Updated

FEMA is struggling to fill hundreds of vacant jobs before the June 1 start of the annual hurricane season, the agency's chief said Thursday.

R. David Paulison, acting director of the Federal Emergency Management Agency, said "a couple hundred" staff positions are open, forcing many remaining employees to work "pretty much seven days a week."

Additionally, FEMA is under order to create 795 new jobs — so-called surge teams specializing in immediate disaster response coordination — by June 1.

"It's a big push right now to make sure those positions that are vacant, and have been vacant for a while, would get filled," Paulison said in an interview with The Associated Press. "Staffers have been working pretty much seven days a week, and we need to make sure we have enough people here to do the job so we can continue to move into this hurricane season."
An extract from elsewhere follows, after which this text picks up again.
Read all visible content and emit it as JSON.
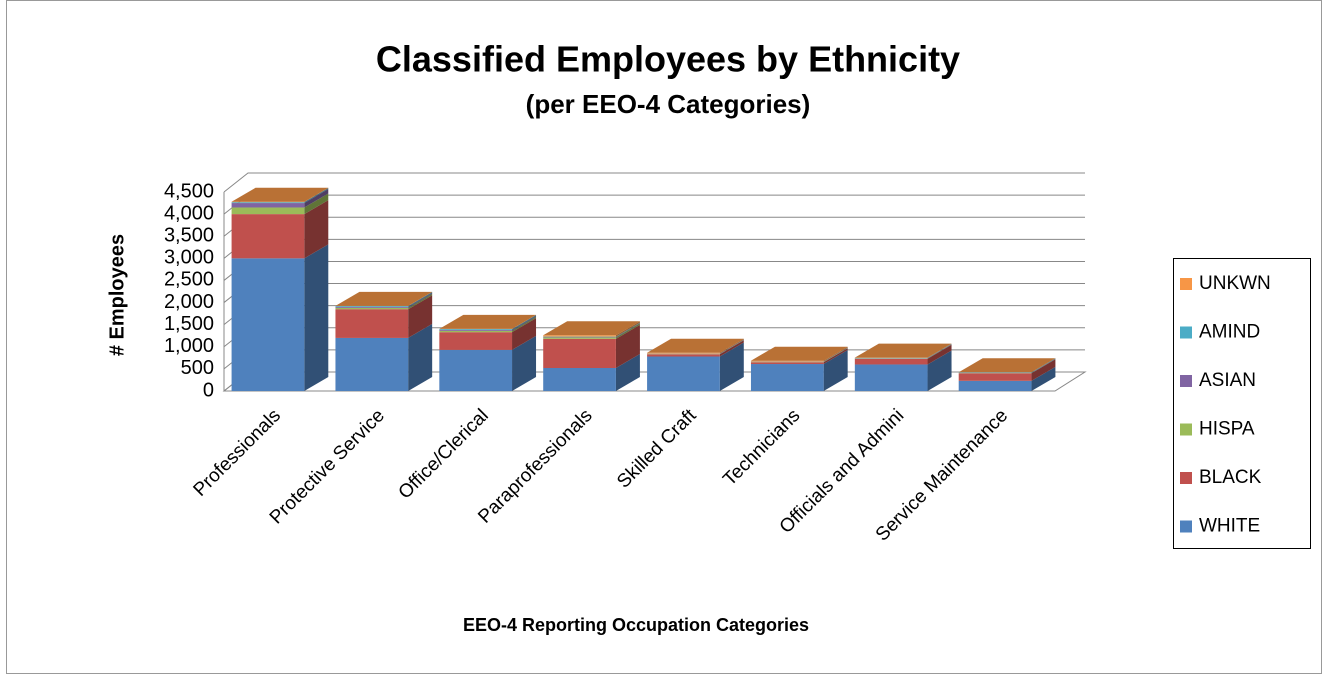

It was not immediately clear precisely how many jobs are vacant. FEMA has a full-time work force of 2,500 when fully staffed.

The vacancies are agency-wide, spanning from regional positions in states to the Washington headquarters, Paulison said. "We're just going to fill as many as we can so we don't burn staff out," Paulison said.

FEMA spokeswoman Nicol Andrews said the vacancy rate is lower than the federal average. Still, Paulison said, "we need to be full. FEMA's got to be full because of what we're being asked to do."